医師の夫が浮気して別居。「婚姻費用が振り込まれない!このままじゃ娘は私立小を退学に!?」夫から生活費を回収する方法とは【行政書士が解説】

24%…これはある職業の「離婚率」ですが、何の職業か分かりますか?それは「医師」です。これは日本ではなくアメリカ(2015年の国勢調査)の数字ですが、5人に1人は最後まで添い遂げられず、結婚生活が終わるのが現実です。

 

筆者は行政書士、ファイナンシャルプランナーとして20年間で2万人以上の夫婦の離婚相談にのってきましたが、実際のところ、離婚しやすい職業、しにくい職業があるのは事実です。経験上、「医師」がその上位に入るのは間違いありませんが、なぜでしょうか?
今回、紹介するのは医師の夫と籍を入れ続ける陣内美琴さん(40歳、仮名)。結婚当時、大学病院に勤めていた夫は結婚3年目に地元へ戻り、整形外科クリニックを開業。年々、実績を積み上げ、患者が増え続け、公私ともに右肩上がり。それなら良いのですが、「私」生活は壊れる寸前でした。

 

<家族構成と登場人物、属性(すべて仮名。年齢は現在)>

夫:陣内隼人(42歳)→整形外科クリニック経営(年収3,000万円)

妻:陣内美琴(40歳)→専業主婦 ☆今回の相談者

子:陣内真琴(9歳)

謎の女性:かおり→夫の大学病院時代の同僚のはずだが…

 

なお、本人が特定されないように実例から大幅に変更しています。また夫婦の年齢や夫の職業、年収、別居の経緯や年数、婚姻費用を取り立てる方法などは各々のケースで異なるのであくまで参考程度に考えてください。

 

【行政書士がみた、夫婦問題と危機管理 ♯6】前編

 

 

離婚成立まで、生活費として「婚姻費用」を渡す必要アリ

夫婦が別居をしても籍を入れている限り、夫は妻子に対して扶養義務を負っており、毎月の生活費を渡さなければなりません。これを婚姻費用といいますが(民法760条)、家庭裁判所が公表している婚姻費用算定表によると、夫の年収が600万円、妻が100万円、子どもが1人の場合、毎月13万円が妥当な金額です。また夫の年収が400万円、妻が300万円、子どもが2人の場合は毎月7万円です。実際のところ、婚姻費用で揉める夫婦は非常に多いです。

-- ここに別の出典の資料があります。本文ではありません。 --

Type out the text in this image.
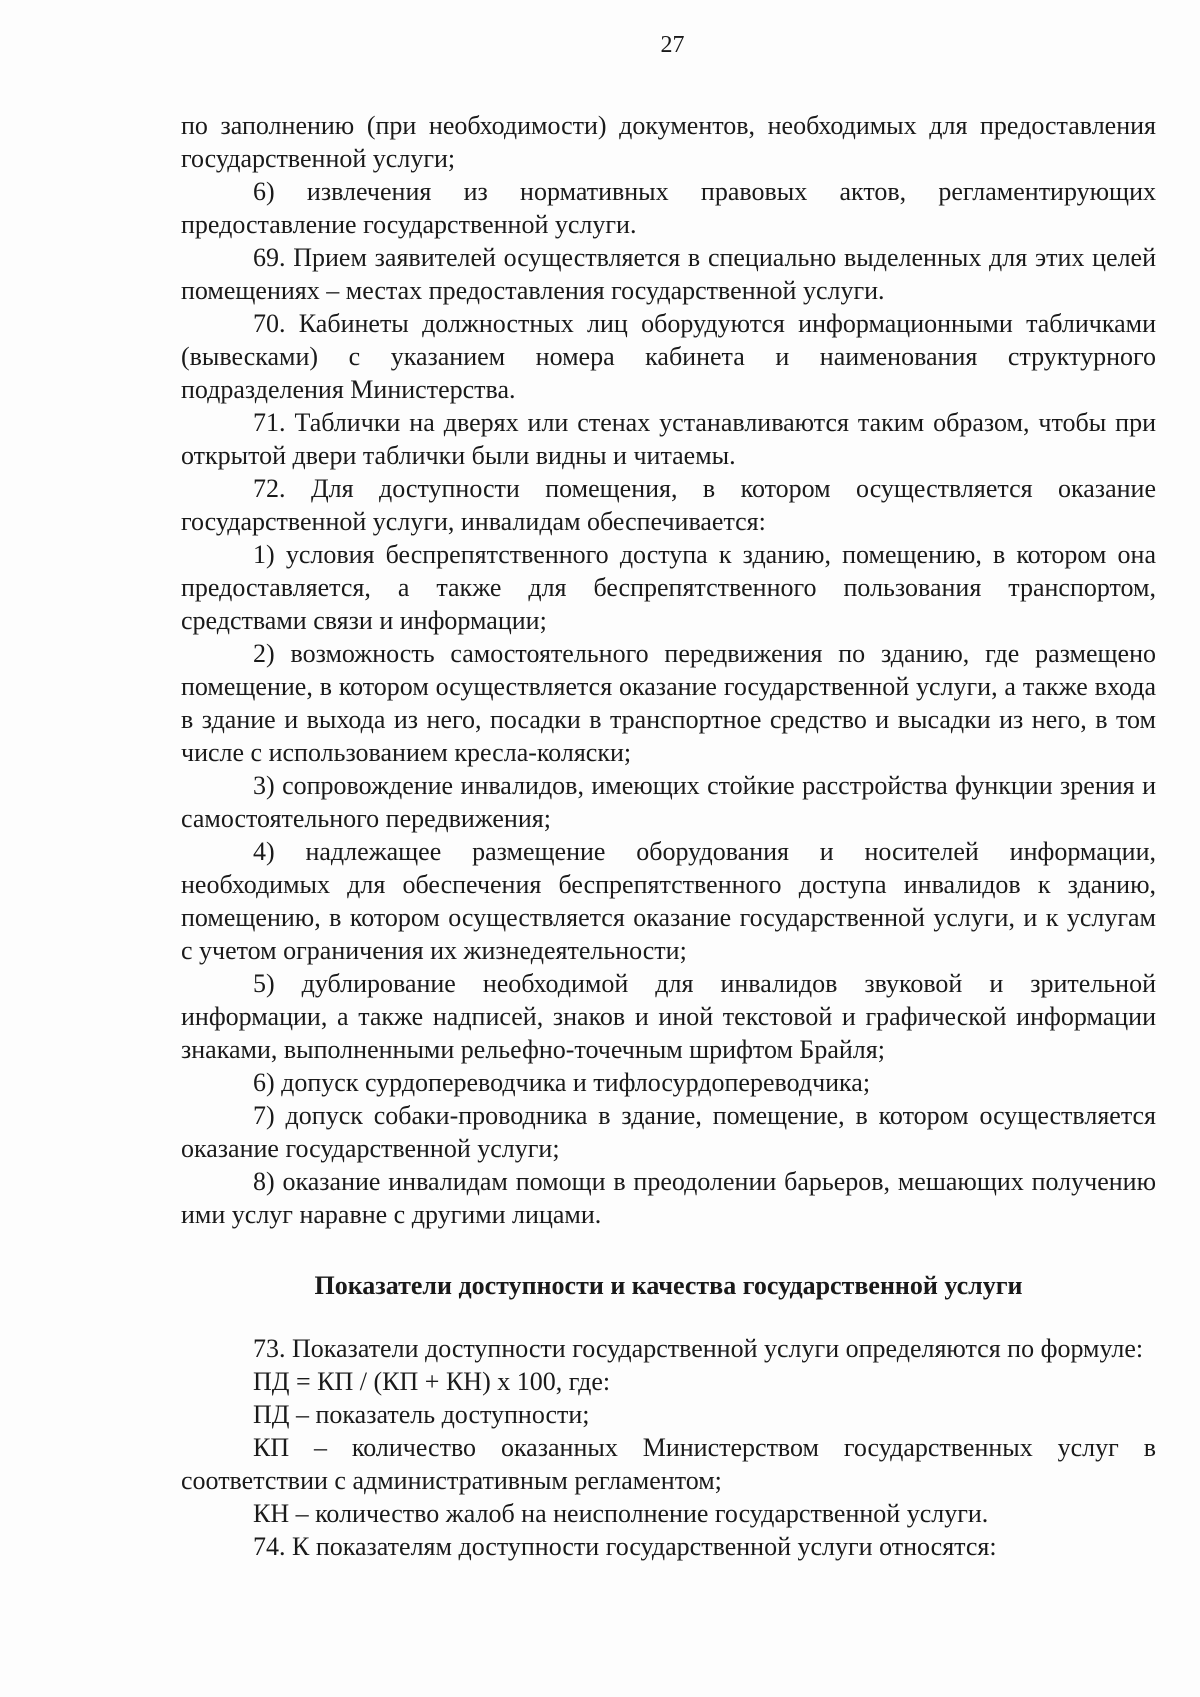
27

по заполнению (при необходимости) документов, необходимых для предоставления государственной услуги;

6) извлечения из нормативных правовых актов, регламентирующих предоставление государственной услуги.

69. Прием заявителей осуществляется в специально выделенных для этих целей помещениях – местах предоставления государственной услуги.

70. Кабинеты должностных лиц оборудуются информационными табличками (вывесками) с указанием номера кабинета и наименования структурного подразделения Министерства.

71. Таблички на дверях или стенах устанавливаются таким образом, чтобы при открытой двери таблички были видны и читаемы.

72. Для доступности помещения, в котором осуществляется оказание государственной услуги, инвалидам обеспечивается:

1) условия беспрепятственного доступа к зданию, помещению, в котором она предоставляется, а также для беспрепятственного пользования транспортом, средствами связи и информации;

2) возможность самостоятельного передвижения по зданию, где размещено помещение, в котором осуществляется оказание государственной услуги, а также входа в здание и выхода из него, посадки в транспортное средство и высадки из него, в том числе с использованием кресла-коляски;

3) сопровождение инвалидов, имеющих стойкие расстройства функции зрения и самостоятельного передвижения;

4) надлежащее размещение оборудования и носителей информации, необходимых для обеспечения беспрепятственного доступа инвалидов к зданию, помещению, в котором осуществляется оказание государственной услуги, и к услугам с учетом ограничения их жизнедеятельности;

5) дублирование необходимой для инвалидов звуковой и зрительной информации, а также надписей, знаков и иной текстовой и графической информации знаками, выполненными рельефно-точечным шрифтом Брайля;

6) допуск сурдопереводчика и тифлосурдопереводчика;

7) допуск собаки-проводника в здание, помещение, в котором осуществляется оказание государственной услуги;

8) оказание инвалидам помощи в преодолении барьеров, мешающих получению ими услуг наравне с другими лицами.

Показатели доступности и качества государственной услуги

73. Показатели доступности государственной услуги определяются по формуле:

ПД = КП / (КП + КН) х 100, где:

ПД – показатель доступности;

КП – количество оказанных Министерством государственных услуг в соответствии с административным регламентом;

КН – количество жалоб на неисполнение государственной услуги.

74. К показателям доступности государственной услуги относятся:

司法統計(2020年)によると家庭裁判所へ新規申立するケースのうち(争いが当事者同士にある場合。別表第二調停といいます)28.4%は婚姻費用の争いが占めています。

 

 

浮気相手は夫と同じ医師。密会バレで別居が決定的に

美琴さんが夫との同居をあきらめたのは結婚7年目。夫が知らないところで女性医師と密会していたことが明らかになったのです。もちろん、密会をした方が悪いのですが、夫は女性と別れる気はなく、「そんなのは俺の自由だろ!」と開き直るばかり。女性の影を感じ、夫の一挙手一投足を疑いつつ、一つ屋根の下で一緒に暮らすのは精神的に無理なので、美琴さんは(当時)7歳の娘さんを連れて家を出たのです。

 

現在、別居を始めて2年目。夫は「お前が別れたいなら、(離婚)してやってもいいぞ」と迫るのです。別々に暮らし、連絡をとらず、夫との接点は毎月の生活費だけ。このような生活は離婚したも同然ですが、美琴さんはそれでも離婚に応じず、別居を続け、戸籍を守りたいそうです。筆者が「なぜですか?」と尋ねると、美琴さんは「こんなことを言うのも何ですが…お金のため、娘のためです」と答えます。

 

美琴さんが離婚に応じた場合、夫に払ってもらえるのは娘さんの養育費だけです。一方、離婚せずに別居を続けた場合、娘さんの養育費に加え、美琴さんの生活費も負担してもらうことが可能です。つまり、すでに夫に対して愛情はなく、欲しいのはお金だけという冷めきった関係になり下がったのです。

 

上記の通り。美琴さんは逃げるように夫のもとを離れたので、毎月いくら援助してくれるのかを約束する余裕はありませんでした。とはいえ、稼ぎのない美琴さんにとって夫からの生活費は頼みの綱なので「振り込んでください」と頼み続けました。夫からの振込は例えば、50万円、15万円、25万円という感じに不安定でした。いくら振り込むのかは夫の気分次第。